L’Institut français de Roumanie dispose de trois antennes à Cluj-Napoca, Timișoara et Iași, et peut s’appuyer sur quatre alliances françaises (Constanța, Brașov, Pitești, Ploiești). Les coopérations culturelles constituent un domaine où l’excellence française jouit d’une forte visibilité. Leur dynamisme a été mis en valeur à l’occasion de la Saison France-Roumanie 2019, organisée successivement dans les deux pays du 27 novembre 2018 (à la veille du centenaire de la Roumanie moderne) au 14 juillet 2019, en parallèle de la présidence roumaine du Conseil de l’UE (1er semestre 2019). Avec près de 800 événements dans 160 villes, accordant une large place aux contenus innovants et pluridisciplinaires, la Saison a donné une nouvelle dynamique à notre coopération bilatérale, notamment à destination de la jeunesse et dans le domaine du numérique.

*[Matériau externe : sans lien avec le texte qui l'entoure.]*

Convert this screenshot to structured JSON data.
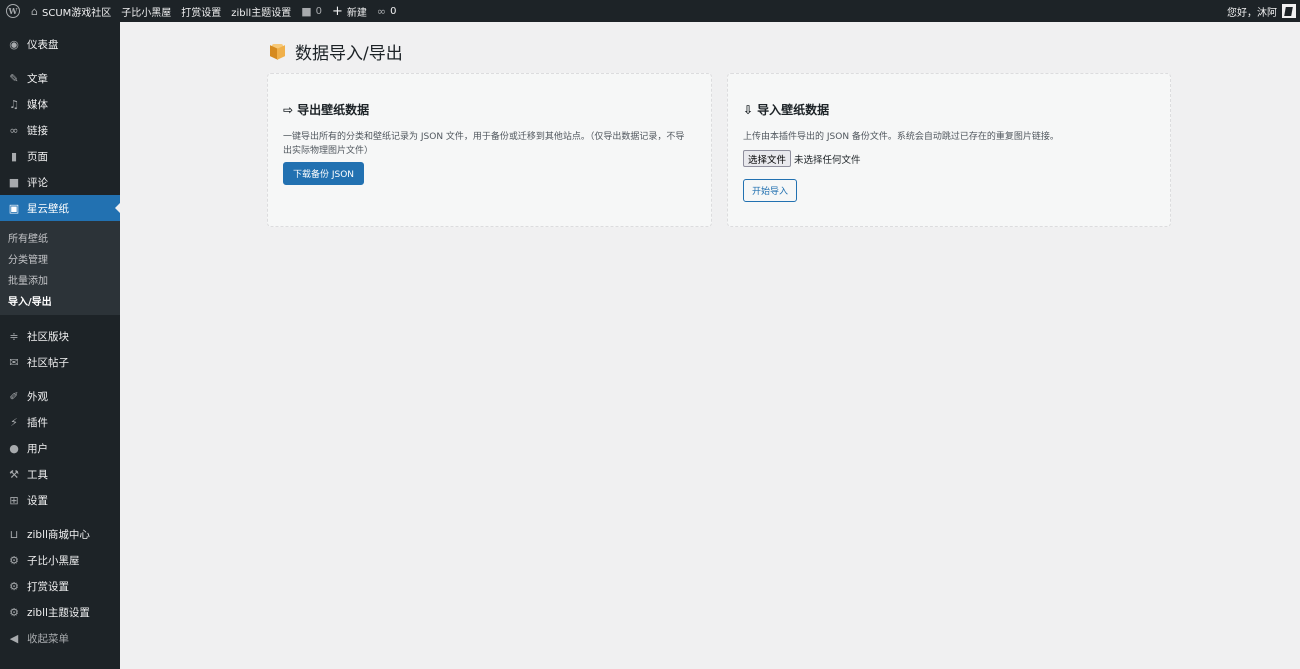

La France est le 1er partenaire scientifique européen de la Roumanie. Par le biais du CNRS et d’entreprises françaises (Thalès notamment), elle participe à la mise en place à Măgurele du volet roumain de l’infrastructure européenne de laser de haute intensité ELI (Extreme Light Infrastructure). Le Partenariat Hubert Curien « Brancusi » finance une vingtaine de projets de recherche conjoints chaque année.

Autres types de coopérations

La France conduit une coopération en matière de gouvernance dans des domaines tels que la réforme administrative (plusieurs partenariats entre l’ENA et des instituts de formation roumains), les politiques sociales (droits de l’enfant et insertion des Roms notamment), la santé, l’éducation (formation professionnelle), l’urbanisme et le développement rural. Les actions menées dans ce cadre peuvent s’appuyer sur une coopération décentralisée dense (240 partenariats actifs entre collectivités territoriales françaises et roumaines).